Lo sciopero per finta dei furbetti del pallone

Un week end da buffoni. Tutti assieme appassionatamente. Sciopero del calcio? No, differimento della giornata, come ripetono i pappagalli del football. Una balla colossale, una storia all'italiana. Ieri sera ricchi premi e cotillons per Inter-Chievo (2-3) e Napoli-Palermo (3-1), partite amichevoli, roba di serie A, con arbitri, messi a disposizione dalla federazione sempre pronta a tutto, e pubblico, sempre pronto ad abboccare. Calcio giocato dagli stessi che ventiquattro ore prima avevano annunciato di non scendere in campo, perché così non si può andare avanti, basta. Il tempo di aggiustarsi il cerchietto tra i capelli e di ungersi di olio i muscoli et voilà, basta un fischio e il pallone rotola, la carta dei lavoratori serve ad altro.
Robette dello stesso tipo sono accadute altrove: l'Atalanta ha giocato contro la Tritium, il Bologna contro lo Zola Pedrosa, il Novara contro il Lecco, il Parma contro il Carpenedolo, il Siena contro il Poggibonsi, il Cagliari contro la formazione primavera. Le altre saltano l'allenamento della domenica, la Fiorentina, unica ad avere una linea retta, saggia, coerente nel cabaret di saltimbanchi, ha respinto la richiesta di Mihajlovic di radunare la squadra e di allenarla.
I furbetti del palloncino si sono fatti immediatamente riconoscere: non vogliono pagare il contributo di solidarietà ma sono solidali a evitare la trattenuta sullo stipendio, anche perché l'allenamento è lavoro, anche se non risulta esistano campi di lavoro, o no? Scioperano per finta, si armano ma non partono, tutte chiacchiere e distintivi. I presidenti severi e combattenti diventano complici del nemico, il kafkiano Moratti non molla gli scudetti ma si arrende per un'amichevole e si ritrova sodale di Zamparini, De Laurentiis e Campedelli, i quali giocano su due tavoli, fingono sconcerto ma permettono ai loro scioperaioli di cavarsela in calcio d'angolo. Tommasi Damiano ha la faccia da martire, come Ulivieri Renzo, sono loro i rappresentanti delle due categorie in crisi, calciatori e allenatori.

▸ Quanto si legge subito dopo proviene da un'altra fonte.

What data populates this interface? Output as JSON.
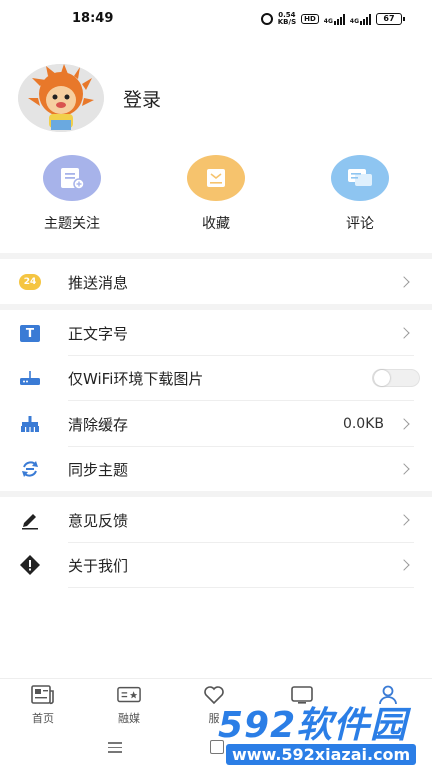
{
  "status_bar": {
    "time": "18:49",
    "speed": "0.54\nKB/S",
    "hd": "HD",
    "network_1": "4G",
    "network_2": "4G",
    "battery": "67"
  },
  "profile": {
    "login_label": "登录"
  },
  "quick_actions": [
    {
      "label": "主题关注",
      "color": "#a7b3ea"
    },
    {
      "label": "收藏",
      "color": "#f6c36d"
    },
    {
      "label": "评论",
      "color": "#8ec5f1"
    }
  ],
  "menu": {
    "push": {
      "label": "推送消息",
      "icon_text": "24"
    },
    "font_size": {
      "label": "正文字号",
      "icon_text": "T"
    },
    "wifi_images": {
      "label": "仅WiFi环境下载图片",
      "enabled": false
    },
    "clear_cache": {
      "label": "清除缓存",
      "value": "0.0KB"
    },
    "sync_topics": {
      "label": "同步主题"
    },
    "feedback": {
      "label": "意见反馈"
    },
    "about": {
      "label": "关于我们"
    }
  },
  "bottom_nav": [
    {
      "label": "首页",
      "icon": "newspaper-icon"
    },
    {
      "label": "融媒",
      "icon": "media-icon"
    },
    {
      "label": "服",
      "icon": "heart-icon"
    },
    {
      "label": "",
      "icon": "tv-icon"
    },
    {
      "label": "",
      "icon": "user-icon"
    }
  ],
  "watermark": {
    "brand": "592软件园",
    "url": "www.592xiazai.com"
  },
  "colors": {
    "accent_blue": "#3a7bd5",
    "push_badge": "#f5c542",
    "watermark_blue": "#2b7ee6"
  }
}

Se il sindacato avesse davvero idee chiare e strategia coerente avrebbe potuto mettere in atto una forma di protesta davvero clamorosa: niente allenamenti, ad oltranza, nelle sedi ufficiali, così da mettere in crisi anche gli allenatori; ginnastica, partitella e tiri in porta in altri siti, campi di periferia, palestre, polisportive disposte ad aprire (scommetto gratuitamente) i cancelli ad una popolazione così illustre. Ma questa protesta avrebbe portato a una decurtazione del salario e se la classe operaia non va in paradiso figuratevi quella dei calciatori che dal paradiso non vuole allontanarsi nemmeno in caso di strage. Esistono precedenti in tribunale, vinsero i calciatori. E così il parasciopero è andato in onda, alla faccia dei tifosi milanisti, leccesi, palermitani, genoani ad esempio,che avevano in tasca il biglietto aereo o ferroviario per le trasferte di Cagliari, Milano, Novara, Napoli (chi li rimborsa? L'Alitalia? Le Ferrovie dello Stato? Lasciamo perdere).

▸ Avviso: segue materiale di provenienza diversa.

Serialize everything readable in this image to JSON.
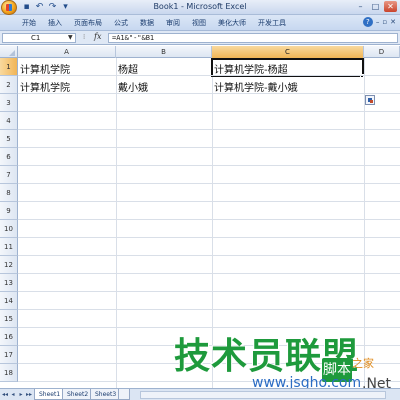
{
  "window": {
    "title": "Book1 - Microsoft Excel"
  },
  "quick_access": [
    {
      "name": "save-icon",
      "glyph": "▪"
    },
    {
      "name": "undo-icon",
      "glyph": "↶"
    },
    {
      "name": "redo-icon",
      "glyph": "↷"
    },
    {
      "name": "dropdown-icon",
      "glyph": "▾"
    }
  ],
  "window_controls": {
    "minimize": "–",
    "maximize": "□",
    "close": "✕"
  },
  "ribbon_tabs": [
    "开始",
    "插入",
    "页面布局",
    "公式",
    "数据",
    "审阅",
    "视图",
    "美化大师",
    "开发工具"
  ],
  "help": {
    "min": "–",
    "restore": "▫",
    "close": "✕",
    "question": "?"
  },
  "formula_bar": {
    "name_box": "C1",
    "fx": "fx",
    "formula": "=A1&\"-\"&B1"
  },
  "columns": [
    "A",
    "B",
    "C",
    "D"
  ],
  "selected_column": "C",
  "rows": [
    "1",
    "2",
    "3",
    "4",
    "5",
    "6",
    "7",
    "8",
    "9",
    "10",
    "11",
    "12",
    "13",
    "14",
    "15",
    "16",
    "17",
    "18"
  ],
  "selected_row": "1",
  "cells": {
    "A1": "计算机学院",
    "B1": "杨超",
    "C1": "计算机学院-杨超",
    "A2": "计算机学院",
    "B2": "戴小娥",
    "C2": "计算机学院-戴小娥"
  },
  "sheet_nav": [
    "◂◂",
    "◂",
    "▸",
    "▸▸"
  ],
  "sheets": [
    {
      "label": "Sheet1",
      "active": true
    },
    {
      "label": "Sheet2",
      "active": false
    },
    {
      "label": "Sheet3",
      "active": false
    }
  ],
  "watermark": {
    "main": "技术员联盟",
    "badge": "脚本",
    "tag": "之家",
    "site": "www.jsgho.com",
    "net": ".Net"
  },
  "colors": {
    "accent": "#f1b556",
    "watermark_green": "#1e9a3c",
    "watermark_blue": "#2b6cc4"
  }
}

La notte deve aver portato scompiglio perché alcuni dirigenti hanno smentito il loro capo di Lega, Beretta, suggerendo un accordo ponte, un tavolo di urgenza, una pace in extremis, insomma il solito teatrino politico nostrano nel quale Don Abbondio sarebbe una comparsa. Ci siamo fatti riconoscere dovunque, fatichiamo a risalire il ranking Fifa ma abbiamo molti giri di vantaggio nella classifica dei cialtroni. Non c'è un solo rappresentante dei calciatori che abbia fatto il bel gesto di destinare la giornata di parasciopero ai parenti dei loro colleghi scomparsi precocemente per malattia. Non c'è stato un presidente che abbia ammesso pubblicamente di avere disatteso l'ìmpegno assunto a suo tempo.

Né Rai, né Sky, né Mediaset, che tengono in vita i bilanci dei club, hanno annunciato, nemmeno sussurrato, di citare per danni le società. E questa è La Quinta Azienda del Paese, con un risultato di esercizio in rosso di 450 milioni di euro e debiti per 2 miliardi e 95 milioni.